The legal shifts demanded that Soviet citizens change not only their behavior but also their very outlook on life—and the social contract dictated that the state send out reasonably clear signals and the population react accordingly. Signals were sent through propaganda in newspapers, movies, and books; through legal changes; and through enforcement, with demonstrative punishment of the few keeping the many in line (the proportion of those being punished to those observing shifted after the death of Stalin, and this solidified the principle of teaching by frightening example). It was this system of signaling and response that broke down by 1991.
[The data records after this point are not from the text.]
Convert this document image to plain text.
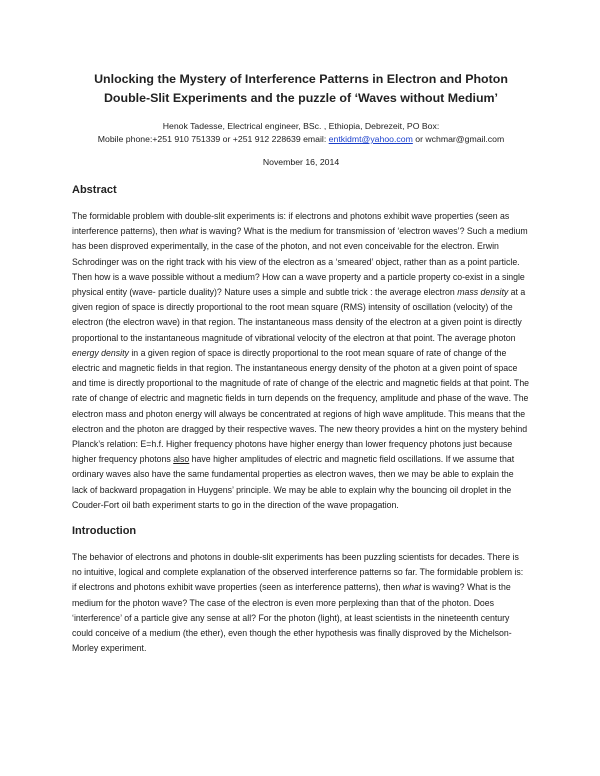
Unlocking the Mystery of Interference Patterns in Electron and Photon Double-Slit Experiments and the puzzle of ‘Waves without Medium’

Henok Tadesse, Electrical engineer, BSc. , Ethiopia, Debrezeit, PO Box:

Mobile phone:+251 910 751339 or +251 912 228639 email: entkidmt@yahoo.com or wchmar@gmail.com

November 16, 2014

Abstract

The formidable problem with double-slit experiments is: if electrons and photons exhibit wave properties (seen as interference patterns), then what is waving? What is the medium for transmission of ‘electron waves’? Such a medium has been disproved experimentally, in the case of the photon, and not even conceivable for the electron. Erwin Schrodinger was on the right track with his view of the electron as a ‘smeared’ object, rather than as a point particle. Then how is a wave possible without a medium? How can a wave property and a particle property co-exist in a single physical entity (wave- particle duality)? Nature uses a simple and subtle trick : the average electron mass density at a given region of space is directly proportional to the root mean square (RMS) intensity of oscillation (velocity) of the electron (the electron wave) in that region. The instantaneous mass density of the electron at a given point is directly proportional to the instantaneous magnitude of vibrational velocity of the electron at that point. The average photon energy density in a given region of space is directly proportional to the root mean square of rate of change of the electric and magnetic fields in that region. The instantaneous energy density of the photon at a given point of space and time is directly proportional to the magnitude of rate of change of the electric and magnetic fields at that point. The rate of change of electric and magnetic fields in turn depends on the frequency, amplitude and phase of the wave. The electron mass and photon energy will always be concentrated at regions of high wave amplitude. This means that the electron and the photon are dragged by their respective waves. The new theory provides a hint on the mystery behind Planck’s relation: E=h.f. Higher frequency photons have higher energy than lower frequency photons just because higher frequency photons also have higher amplitudes of electric and magnetic field oscillations. If we assume that ordinary waves also have the same fundamental properties as electron waves, then we may be able to explain the lack of backward propagation in Huygens’ principle. We may be able to explain why the bouncing oil droplet in the Couder-Fort oil bath experiment starts to go in the direction of the wave propagation.

Introduction

The behavior of electrons and photons in double-slit experiments has been puzzling scientists for decades. There is no intuitive, logical and complete explanation of the observed interference patterns so far. The formidable problem is: if electrons and photons exhibit wave properties (seen as interference patterns), then what is waving? What is the medium for the photon wave? The case of the electron is even more perplexing than that of the photon. Does ‘interference’ of a particle give any sense at all? For the photon (light), at least scientists in the nineteenth century could conceive of a medium (the ether), even though the ether hypothesis was finally disproved by the Michelson-Morley experiment.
The milestones of the breakdown were large and small. In 1988, Gorbachev released all political prisoners. The same year, Novodvorskaya and her allies held that outrageous congress founding the country's first alternative political party, the Democratic Union, and ignoring the threats and summonses from the KGB (which their party proposed to abolish). The way Gorbachev was zigzagging, the release of all political prisoners did not mean that dissidents would never again be jailed—it was the Democratic Union's rejection of the KGB's signals that made the secret police powerless against them. In March 1991, Gorbachev used tanks in the streets of Moscow to signal his resolve to put an end to pro-Yeltsin demonstrations—and hundreds of thousands of Muscovites ignored this signal. That month, as the country prepared for the referendum on the Union, Central Committee functionaries were frantically trying to keep the country in check. They banned a women's forum planned in Dubna, a nuclear-science town a couple of hours outside Moscow, after a newspaper reported that among the young academics now hungrily cramming gender theory, older dissidents who had been publishing underground feminist journals, labor activists focusing on women's rights, and a dozen foreign dignitaries, there would be two out lesbians from the United States. But one of the foreign guests— Colette Shulman, a New York journalist and academic who had long cultivated relationships among the Soviet elite—intervened, and the organizers' arrangements were reinstated even though the newspaper, and the lesbians, rejected the request for a retraction.12

The Russian politician Yegor Gaidar described similar incidents in his memoir. In the late 1980s he served as economics editor at Kommunist, a journal of the Central Committee.